The maximum number of channels that Dolby Digital Live can output is 5.1, the 7.1 features of the card only relate to its analogue outputs. This seems like a missed opportunity to the two features to complement each other, but I guess it’s a limitation of Dolby’s technology rather Terratec.
That said, I’ve yet to be convinced of the merits of including 7.1 on a budget consumer soundcard (there’s an interesting article on the usefulness or otherwise of 7.1 here. With so little 7.1 encoded material available it makes much more sense to spend the money on a higher quality 5.1 speaker system which will be more than adequate for all but the largest of living spaces. This card doesn’t have ASIO drivers so those eight channels can’t be addressed by any music software you may be running.
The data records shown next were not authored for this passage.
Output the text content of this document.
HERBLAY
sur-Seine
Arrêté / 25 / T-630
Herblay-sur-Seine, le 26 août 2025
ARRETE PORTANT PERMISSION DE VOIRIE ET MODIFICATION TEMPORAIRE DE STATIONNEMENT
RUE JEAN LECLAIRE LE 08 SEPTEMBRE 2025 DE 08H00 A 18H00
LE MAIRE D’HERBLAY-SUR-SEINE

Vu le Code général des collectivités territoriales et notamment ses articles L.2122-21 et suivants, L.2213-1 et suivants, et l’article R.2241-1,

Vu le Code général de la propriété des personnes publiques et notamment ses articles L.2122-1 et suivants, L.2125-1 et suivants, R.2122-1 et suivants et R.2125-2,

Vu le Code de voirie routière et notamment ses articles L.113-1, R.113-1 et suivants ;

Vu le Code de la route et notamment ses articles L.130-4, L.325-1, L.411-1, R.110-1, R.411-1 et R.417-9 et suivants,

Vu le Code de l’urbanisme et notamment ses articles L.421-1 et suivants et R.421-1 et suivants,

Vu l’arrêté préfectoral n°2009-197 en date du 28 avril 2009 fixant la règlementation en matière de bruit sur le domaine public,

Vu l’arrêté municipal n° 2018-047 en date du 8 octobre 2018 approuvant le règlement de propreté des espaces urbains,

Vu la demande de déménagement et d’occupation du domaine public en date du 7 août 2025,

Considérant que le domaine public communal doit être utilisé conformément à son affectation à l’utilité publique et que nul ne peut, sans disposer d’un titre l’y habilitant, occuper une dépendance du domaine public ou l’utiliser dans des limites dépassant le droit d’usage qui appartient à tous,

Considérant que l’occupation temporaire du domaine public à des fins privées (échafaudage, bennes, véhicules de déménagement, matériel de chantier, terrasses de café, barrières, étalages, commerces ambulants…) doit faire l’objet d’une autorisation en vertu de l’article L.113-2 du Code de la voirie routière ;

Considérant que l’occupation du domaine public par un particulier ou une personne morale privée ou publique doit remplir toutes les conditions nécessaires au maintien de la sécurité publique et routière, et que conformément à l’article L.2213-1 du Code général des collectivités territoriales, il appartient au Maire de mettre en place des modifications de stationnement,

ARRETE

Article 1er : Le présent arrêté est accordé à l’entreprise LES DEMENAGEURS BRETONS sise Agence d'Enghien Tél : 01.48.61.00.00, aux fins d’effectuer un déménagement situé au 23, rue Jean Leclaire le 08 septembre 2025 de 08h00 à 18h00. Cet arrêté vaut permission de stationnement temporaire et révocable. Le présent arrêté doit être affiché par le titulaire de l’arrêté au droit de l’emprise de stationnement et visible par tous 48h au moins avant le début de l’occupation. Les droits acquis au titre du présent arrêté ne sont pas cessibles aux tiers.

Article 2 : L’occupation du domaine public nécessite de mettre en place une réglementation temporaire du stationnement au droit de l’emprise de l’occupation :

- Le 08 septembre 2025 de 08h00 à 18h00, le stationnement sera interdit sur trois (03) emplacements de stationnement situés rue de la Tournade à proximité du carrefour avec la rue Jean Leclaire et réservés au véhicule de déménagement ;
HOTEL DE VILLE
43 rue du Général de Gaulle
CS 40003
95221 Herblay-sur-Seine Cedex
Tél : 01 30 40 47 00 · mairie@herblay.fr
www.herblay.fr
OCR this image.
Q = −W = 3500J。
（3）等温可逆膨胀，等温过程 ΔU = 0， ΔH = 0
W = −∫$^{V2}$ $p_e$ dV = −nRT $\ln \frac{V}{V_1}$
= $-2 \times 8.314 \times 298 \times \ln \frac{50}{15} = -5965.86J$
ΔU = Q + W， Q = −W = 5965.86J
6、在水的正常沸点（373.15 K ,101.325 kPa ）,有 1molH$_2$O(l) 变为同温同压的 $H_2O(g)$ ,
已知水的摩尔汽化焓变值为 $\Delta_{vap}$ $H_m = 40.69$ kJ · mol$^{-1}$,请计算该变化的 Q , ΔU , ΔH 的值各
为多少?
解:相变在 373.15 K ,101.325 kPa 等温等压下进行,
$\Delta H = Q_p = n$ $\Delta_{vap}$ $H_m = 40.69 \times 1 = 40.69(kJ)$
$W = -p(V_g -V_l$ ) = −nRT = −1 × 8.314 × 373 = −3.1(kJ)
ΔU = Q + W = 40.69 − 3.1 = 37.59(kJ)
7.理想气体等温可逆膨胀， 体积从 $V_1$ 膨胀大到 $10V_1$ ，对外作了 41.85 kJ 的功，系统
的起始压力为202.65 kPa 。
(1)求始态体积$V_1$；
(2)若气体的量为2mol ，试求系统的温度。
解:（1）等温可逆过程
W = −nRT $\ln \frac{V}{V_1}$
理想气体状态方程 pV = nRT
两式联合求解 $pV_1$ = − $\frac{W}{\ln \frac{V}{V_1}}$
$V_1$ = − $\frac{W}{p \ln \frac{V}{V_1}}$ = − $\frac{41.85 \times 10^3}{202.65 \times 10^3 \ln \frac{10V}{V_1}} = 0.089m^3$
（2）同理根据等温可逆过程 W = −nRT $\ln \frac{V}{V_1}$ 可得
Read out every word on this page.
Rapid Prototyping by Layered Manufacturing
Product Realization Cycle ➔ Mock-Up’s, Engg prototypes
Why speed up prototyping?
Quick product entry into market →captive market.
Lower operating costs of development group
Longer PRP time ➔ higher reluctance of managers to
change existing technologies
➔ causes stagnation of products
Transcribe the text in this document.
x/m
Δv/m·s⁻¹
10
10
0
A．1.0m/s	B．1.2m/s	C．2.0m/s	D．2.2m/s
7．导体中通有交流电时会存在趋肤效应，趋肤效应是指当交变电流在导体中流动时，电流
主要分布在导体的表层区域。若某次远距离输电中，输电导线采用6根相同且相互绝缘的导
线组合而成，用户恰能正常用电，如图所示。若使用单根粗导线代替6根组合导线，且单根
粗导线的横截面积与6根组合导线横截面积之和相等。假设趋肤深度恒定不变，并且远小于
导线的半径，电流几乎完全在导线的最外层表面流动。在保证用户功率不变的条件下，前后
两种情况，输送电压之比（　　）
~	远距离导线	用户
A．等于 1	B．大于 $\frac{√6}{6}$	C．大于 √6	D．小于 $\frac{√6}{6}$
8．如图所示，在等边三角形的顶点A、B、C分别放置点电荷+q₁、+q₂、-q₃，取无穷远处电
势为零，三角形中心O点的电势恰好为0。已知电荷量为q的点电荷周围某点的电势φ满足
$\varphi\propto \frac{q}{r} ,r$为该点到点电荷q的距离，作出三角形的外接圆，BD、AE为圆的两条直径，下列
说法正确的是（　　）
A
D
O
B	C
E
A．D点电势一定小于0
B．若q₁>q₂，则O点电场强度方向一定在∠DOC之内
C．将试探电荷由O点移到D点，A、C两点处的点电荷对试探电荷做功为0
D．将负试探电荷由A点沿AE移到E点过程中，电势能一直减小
The card itself sports as many connections as is physically possible to include within a single PCI bracket. They include a microphone and line input, four stereo outputs and a S/PDIF input and output (which has the Dolby Digital Live).
In terms of features beyond Dolby Digital, you get the usual EAX 2 support. Whilst the chip on the card mentions support for HRTF, or virtual surround, there was no obvious way of turning this on, unlike other Terratec cards, and using the positional software test that forms part of the Right Mark 3D Sound test didn’t reveal any difference when the sound is placed behind the listener.